The gist of this rumor was that this supposed "@" and "highlight" method would produce a small list of Facebook friends, perhaps family members, close friends and maybe even anyone who was secretly and romantically attracted to the user.
'Type @ in the Comments'
One version of this rumor was shared as follows: "Type @ in the comments and then click highlight to see who’s always checking your profile. If it turns blue you got page watchers."
It's Not Real
However, here's the truth: This rumor is false. While users who post photos and videos to Facebook stories and Instagram stories truly are able to see who has viewed their content, there's no truth to the idea that there's a secret way to find out which users have specifically been looking at a Facebook profile.
It's Also Not Possible
As the social media company once noted on its own official help center website, "Facebook doesn't let people track who views their profile." Also, third-party apps don't provide this functionality, either, according to the page.
The Legitimate Reason @highlight Exists
To test the "@" and "highlight" rumor, we chose a Facebook post (a scam post that falsely claimed investors on "Shark Tank" endorsed keto weight loss gummies) and simply typed out "@highlight." Before posting the comment, a menu popped up that listed various Facebook pages that included the word "highlight" in them. Near the bottom of the list, "@highlight" was mentioned with the words, "Some friends might receive notifications."

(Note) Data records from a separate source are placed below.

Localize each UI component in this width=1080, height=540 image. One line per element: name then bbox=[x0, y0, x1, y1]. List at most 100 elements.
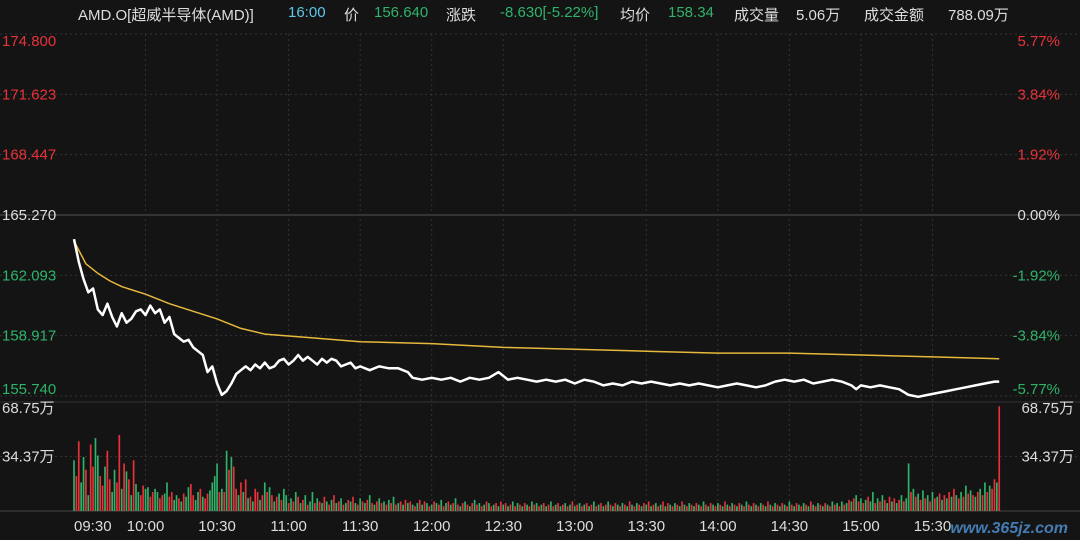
volume-bar bbox=[786, 506, 788, 511]
time-axis-label: 14:00 bbox=[699, 518, 737, 535]
stock-symbol: AMD.O[超威半导体(AMD)] bbox=[78, 7, 254, 24]
volume-bar bbox=[166, 482, 168, 511]
volume-bar bbox=[938, 493, 941, 511]
volume-bar bbox=[690, 504, 693, 511]
volume-bar bbox=[187, 487, 190, 511]
volume-bar bbox=[965, 485, 967, 511]
volume-bar bbox=[340, 498, 342, 511]
volume-bar bbox=[659, 504, 662, 511]
volume-bar bbox=[418, 499, 421, 511]
volume-bar bbox=[209, 490, 211, 511]
volume-bar bbox=[206, 493, 209, 511]
volume-bar bbox=[452, 503, 454, 511]
volume-bar bbox=[693, 506, 695, 511]
time-axis-label: 12:30 bbox=[484, 518, 522, 535]
volume-bar bbox=[728, 506, 731, 511]
volume-bar bbox=[223, 491, 226, 511]
volume-bar bbox=[736, 506, 738, 511]
volume-bar bbox=[407, 503, 409, 511]
amount-value: 788.09万 bbox=[948, 7, 1009, 24]
volume-bar bbox=[581, 506, 583, 511]
volume-bar bbox=[810, 501, 812, 511]
volume-bar bbox=[337, 501, 340, 511]
volume-bar bbox=[986, 491, 989, 511]
volume-bar bbox=[643, 503, 645, 511]
average-price-line bbox=[73, 240, 1000, 360]
volume-bar bbox=[507, 506, 509, 511]
volume-bar bbox=[934, 498, 936, 511]
volume-bar bbox=[707, 506, 710, 511]
volume-bar bbox=[461, 503, 464, 511]
volume-bar bbox=[564, 503, 567, 511]
volume-bar bbox=[838, 506, 841, 511]
volume-bar bbox=[616, 504, 619, 511]
volume-bar bbox=[671, 506, 674, 511]
volume-bar bbox=[955, 495, 958, 511]
volume-bar bbox=[397, 503, 400, 511]
volume-bar bbox=[566, 506, 569, 511]
volume-bar bbox=[108, 479, 111, 511]
volume-bar bbox=[82, 457, 85, 511]
volume-bar bbox=[535, 503, 538, 511]
volume-bar bbox=[285, 495, 288, 511]
volume-bar bbox=[612, 506, 614, 511]
volume-bar bbox=[576, 504, 578, 511]
price-axis-label: 158.917 bbox=[2, 328, 56, 345]
volume-bar bbox=[819, 504, 822, 511]
volume-bar bbox=[776, 504, 779, 511]
volume-bar bbox=[237, 495, 240, 511]
volume-bar bbox=[211, 482, 214, 511]
volume-bar bbox=[185, 496, 187, 511]
volume-bar bbox=[573, 506, 576, 511]
volume-bar bbox=[762, 504, 764, 511]
volume-bar bbox=[259, 499, 261, 511]
volume-bar bbox=[144, 488, 147, 511]
volume-bar bbox=[948, 491, 950, 511]
volume-bar bbox=[516, 503, 519, 511]
volume-bar bbox=[953, 488, 955, 511]
volume-bar bbox=[266, 491, 268, 511]
volume-bar bbox=[271, 495, 273, 511]
volume-bar bbox=[755, 504, 757, 511]
volume-bar bbox=[719, 504, 722, 511]
volume-bar bbox=[941, 499, 943, 511]
volume-bar bbox=[278, 493, 280, 511]
volume-bar bbox=[635, 503, 638, 511]
volume-bar bbox=[75, 476, 78, 511]
volume-bar bbox=[128, 479, 130, 511]
volume-bar bbox=[666, 503, 669, 511]
volume-bar bbox=[116, 482, 118, 511]
volume-bar bbox=[867, 496, 869, 511]
volume-bar bbox=[383, 501, 385, 511]
volume-bar bbox=[366, 499, 369, 511]
volume-bar bbox=[550, 501, 552, 511]
amount-label: 成交金额 bbox=[864, 7, 925, 24]
volume-bar bbox=[368, 495, 371, 511]
volume-bar bbox=[957, 498, 960, 511]
volume-bar bbox=[125, 471, 128, 511]
volume-bar bbox=[333, 495, 335, 511]
volume-bar bbox=[252, 501, 254, 511]
volume-bar bbox=[738, 503, 741, 511]
volume-bar bbox=[705, 504, 707, 511]
volume-bar bbox=[848, 499, 850, 511]
volume-bar bbox=[473, 499, 476, 511]
volume-bar bbox=[764, 506, 767, 511]
volume-bar bbox=[872, 491, 874, 511]
time-axis-label: 09:30 bbox=[74, 518, 112, 535]
volume-bar bbox=[926, 495, 929, 511]
volume-bar bbox=[230, 457, 233, 511]
volume-bar bbox=[309, 501, 311, 511]
volume-bar bbox=[335, 503, 338, 511]
volume-bar bbox=[702, 501, 705, 511]
price-axis-label: 162.093 bbox=[2, 267, 56, 284]
volume-bar bbox=[447, 501, 450, 511]
volume-bar bbox=[263, 482, 266, 511]
volume-bar bbox=[523, 503, 526, 511]
volume-bar bbox=[466, 504, 469, 511]
volume-bar bbox=[740, 504, 743, 511]
volume-bar bbox=[323, 496, 326, 511]
volume-bar bbox=[879, 501, 881, 511]
volume-bar bbox=[304, 495, 307, 511]
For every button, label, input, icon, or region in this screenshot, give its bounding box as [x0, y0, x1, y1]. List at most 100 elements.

Upon selecting the "@highlight" feature with the words about friends receiving notifications and then posting the comment, the "@highlight" text turned blue and turned into a link. Clicking on this link simply led to a Facebook page that displayed pending friend requests. The link did not display any current Facebook friends who might be repeatedly viewing a user's profile. (The URL that the "@highlight" link led to was facebook.com/find-friends/browser.)
As for the "@highlight" comment feature itself, Distractify.com published in October 2023 that its legitimate purpose is to allow users "to highlight a particular post by increasing its size and visibility." We reached out to Facebook for more details and will update this story if we receive a response.
Why Some Users Shared the Rumor
Aside from the innocent users who were sharing the viral posts because they believed the false rumor, the Rick's Daily Tips website reported that some profiles and pages were also spreading the "hoax" in order to boost engagement via likes, comments and shares. In theory, this strategy would potentially attract more users to help a profile or page grow with followers, perhaps making it valuable enough in the future to be sold to scammers. The original creator of the profile or page also might opt to use it to create malicious posts or ads that violate Meta's policies, writer Rick Rouse added.
As a general rule, we don't recommend placing blind trust in viral copy-and-paste posts that describe supposed secrets of Facebook's functionality. Such dubious rumors have been spread for the nearly two decades of the social media platform's existence, such as the false claim that copying and pasting a specific block of text will help a user to remove ads and display more content from friends. These kinds of rumors simply aren't true.